Sunday, 18 August 2013

Today was the Quainton Village Green Classic Car Day again.

For the last 5 years, the Landlord at the George and Dragon at Quainton Bucks. has been encouraging Classic Car Owners to gather on the Village Green opposite the pub for an afternoon of chat and hopefully sampling of his fine ales and food.

Turn through 180 degrees and there we are across the road.

The starting time is advertised as starting a 2pm but here we are at 11am.

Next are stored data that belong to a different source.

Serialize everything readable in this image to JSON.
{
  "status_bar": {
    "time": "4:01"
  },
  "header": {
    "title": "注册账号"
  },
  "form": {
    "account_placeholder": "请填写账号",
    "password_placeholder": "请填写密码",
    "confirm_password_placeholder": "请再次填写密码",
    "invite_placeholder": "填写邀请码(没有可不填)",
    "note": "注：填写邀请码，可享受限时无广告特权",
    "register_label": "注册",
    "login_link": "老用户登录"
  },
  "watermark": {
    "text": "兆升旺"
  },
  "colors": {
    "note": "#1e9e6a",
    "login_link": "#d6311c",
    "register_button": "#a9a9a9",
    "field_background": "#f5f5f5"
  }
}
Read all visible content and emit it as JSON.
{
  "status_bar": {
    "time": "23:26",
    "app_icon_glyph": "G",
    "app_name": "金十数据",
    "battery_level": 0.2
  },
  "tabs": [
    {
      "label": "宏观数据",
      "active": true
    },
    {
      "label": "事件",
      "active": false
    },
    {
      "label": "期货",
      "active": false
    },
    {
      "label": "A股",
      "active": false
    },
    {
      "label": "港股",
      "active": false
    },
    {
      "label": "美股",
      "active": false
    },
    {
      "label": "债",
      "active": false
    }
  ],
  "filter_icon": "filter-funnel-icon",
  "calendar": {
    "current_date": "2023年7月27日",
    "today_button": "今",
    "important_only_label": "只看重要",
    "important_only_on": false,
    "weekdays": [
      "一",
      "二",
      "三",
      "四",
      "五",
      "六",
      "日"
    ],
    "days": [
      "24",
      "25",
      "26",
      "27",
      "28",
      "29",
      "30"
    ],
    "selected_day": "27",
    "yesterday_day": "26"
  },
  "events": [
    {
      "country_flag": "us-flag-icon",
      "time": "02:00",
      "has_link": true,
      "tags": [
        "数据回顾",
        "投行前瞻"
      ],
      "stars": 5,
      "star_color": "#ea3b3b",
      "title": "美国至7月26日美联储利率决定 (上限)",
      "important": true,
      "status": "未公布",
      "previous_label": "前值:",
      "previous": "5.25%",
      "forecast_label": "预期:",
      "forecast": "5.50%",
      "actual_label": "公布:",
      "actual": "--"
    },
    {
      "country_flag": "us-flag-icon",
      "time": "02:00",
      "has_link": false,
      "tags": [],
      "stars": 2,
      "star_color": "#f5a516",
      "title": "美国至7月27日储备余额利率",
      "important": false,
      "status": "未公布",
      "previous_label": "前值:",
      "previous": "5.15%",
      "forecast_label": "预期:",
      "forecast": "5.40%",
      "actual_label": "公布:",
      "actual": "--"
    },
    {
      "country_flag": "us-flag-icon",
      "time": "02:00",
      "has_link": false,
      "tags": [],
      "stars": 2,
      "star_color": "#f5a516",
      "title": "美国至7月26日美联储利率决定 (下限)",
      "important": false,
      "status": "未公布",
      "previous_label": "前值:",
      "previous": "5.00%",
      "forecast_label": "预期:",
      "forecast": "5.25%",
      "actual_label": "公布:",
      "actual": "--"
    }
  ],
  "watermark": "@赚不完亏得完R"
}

As the day goes on more cars arrive to give a total compliment of about 20 cars.

Every Year, one or two Horses appear passing or grazing on the green.

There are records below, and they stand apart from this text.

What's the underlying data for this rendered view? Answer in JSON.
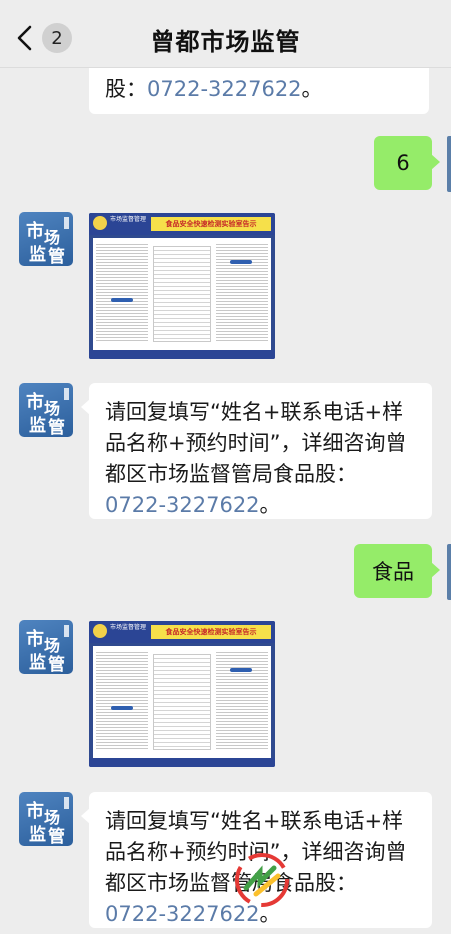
{
  "header": {
    "title": "曾都市场监管",
    "back_icon": "chevron-left-icon",
    "unread_count": "2"
  },
  "colors": {
    "background": "#ededed",
    "outgoing_bubble": "#95ec69",
    "incoming_bubble": "#ffffff",
    "link_phone": "#5b7ba8"
  },
  "messages": [
    {
      "from": "official",
      "type": "text",
      "partial": true,
      "prefix": "股：",
      "phone": "0722-3227622",
      "suffix": "。"
    },
    {
      "from": "me",
      "type": "text",
      "text": "6"
    },
    {
      "from": "official",
      "type": "image",
      "poster_org": "市场监督管理",
      "poster_title": "食品安全快速检测实验室告示"
    },
    {
      "from": "official",
      "type": "text",
      "prefix": "请回复填写“姓名+联系电话+样品名称+预约时间”，详细咨询曾都区市场监督管局食品股：",
      "phone": "0722-3227622",
      "suffix": "。"
    },
    {
      "from": "me",
      "type": "text",
      "text": "食品"
    },
    {
      "from": "official",
      "type": "image",
      "poster_org": "市场监督管理",
      "poster_title": "食品安全快速检测实验室告示"
    },
    {
      "from": "official",
      "type": "text",
      "prefix": "请回复填写“姓名+联系电话+样品名称+预约时间”，详细咨询曾都区市场监督管局食品股：",
      "phone": "0722-3227622",
      "suffix": "。"
    }
  ],
  "avatar": {
    "char1": "市",
    "char2": "场",
    "char3": "监",
    "char4": "管"
  }
}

Ah, I can see that for the first time the Windmill is open to visitors so I will be going up there as soon as I can.

 Arthurs Orange Mog alongside Keith's Le Mans 62 car.

We set up our Picnic Area under the tree. All was fine until Arthur (standing, who first introduced us here being a local man) was well and truely 'messed on' by one of a group of local wood pigeon roosting there. The Green Goddess, with roof up due to containing our Dog, Digby, was parked alongside the Landlords Mini. We also met with good friends Keith (sitting) & Rita (missing, dog walking with Ann) 

As soon as the wives returned, Arthur and I set of for a quick visit to the windmill.

 At the top of the green on the right is the road that leads down to the Church.

 This old Barn is in the Windmill grounds.

It looks 'So Large' when you get close to the Mill. We were just in time as the Mill closes at 2pm.

A Presentation Board of items for sale inside the Mill Base. 

Turn of the 20th Century Quainton.  

 The view to the South from the Platform.

 Looking to the West 

 A Closer view of the Cars from above.

Waddesdon Manor National Trust on the Hill Top in the distance. 

Quainton to the East towards the County Town of Aylesbury. 

 Arthur on the Balcony sorting out his Camera Focus.
A rather Green Swimming Pool in the garden of the house next door.

 While Arthur chatted to his neighbours, I carried on climbing up inside the mill.

The Mills main gears used to drive the mill's Grinding Wheels. 

One of the Many Sets of almost vertical Flights of Stairs that I have and will be climbing. 

The Green through one of the Windows 

 The Grinding Stones are inside being fed with Grain from the Tube above.

 Explaining the Drive Mechanisms.

 More Gears.

 Explaining how the Sails function.

The Full Milling Process Flow Chart

 The View of the Hills to the North.

One last couple of shots from the balcony doorway before I head down the last flight of stairs and back to the cars.

On the second floor is the Bagging Station, receiving the ground flour from the Grindstones above.

The First Floor has been used as the workshop where the village volunteers work on the seemingly constant maintenance required. 

This series of photos on the wall show part of the replacement of the Sails during a period of restoration.

It is now the official gathering time of 2pm, The Mill has closed and more cars start to arrive on the green

Keith finds something interesting to photograph on Arthurs Mog. 

 The Lady from the Mill stops by for a chat with the Local Men on her way home.

This rare 'Crossley' is one of two cars shown by a local man. 

 The Bull Nosed Morris has lots of Character with this massive 'Dickie Seat' available at the rear. 

Ah. Here he is returning with his second car, a rare MG 

 Together again.

The very proud Lady Owner of this Ford Cortina Estate apparently has a few more at home.

 Across in the pub car park some motorcycles gather. There are normally many more including Scooters.

 This old Triumph must be quite rare as well.

A Classic Matchless from the 1960's

It is now around 4pm and the early leavers begin to depart. 

 It is possible here to notice the Size Difference between the Traditional Morgan and the Larger Aero Series, This one being an early Series Aero 8

 Now its the Crossley's turn to leave.

 Needed to get some quick snaps of the MG before he comes back for it as well. - I love the way MG used these lovely Octagonal shapes everywhere, including the Rocker Box Screwheads.

 This old Military Austin Chummy Jeep was a late arrival.

The Sun is spoiling my shot of the famous and beautiful Bull Nose of the lovely Morris. Another of my favourite Classics along with the Riley's and Austin Sevens. 

The neat engine and the inside of the, very expensive to make, curved radiator  

One of two Bentleys who made a run through the village but sadly did not choose to stop. Was it something we may have said?

 For us, the day is over now, so one last shot of the windmill before we leave. (damn. I thought I was close enough to miss that overhead cable) 
The Classics have mostly all gone as we hand the Green back to the Villagers again.
So we say our farewell to Quainton and hope to have the opportunity to return again at the same time next year.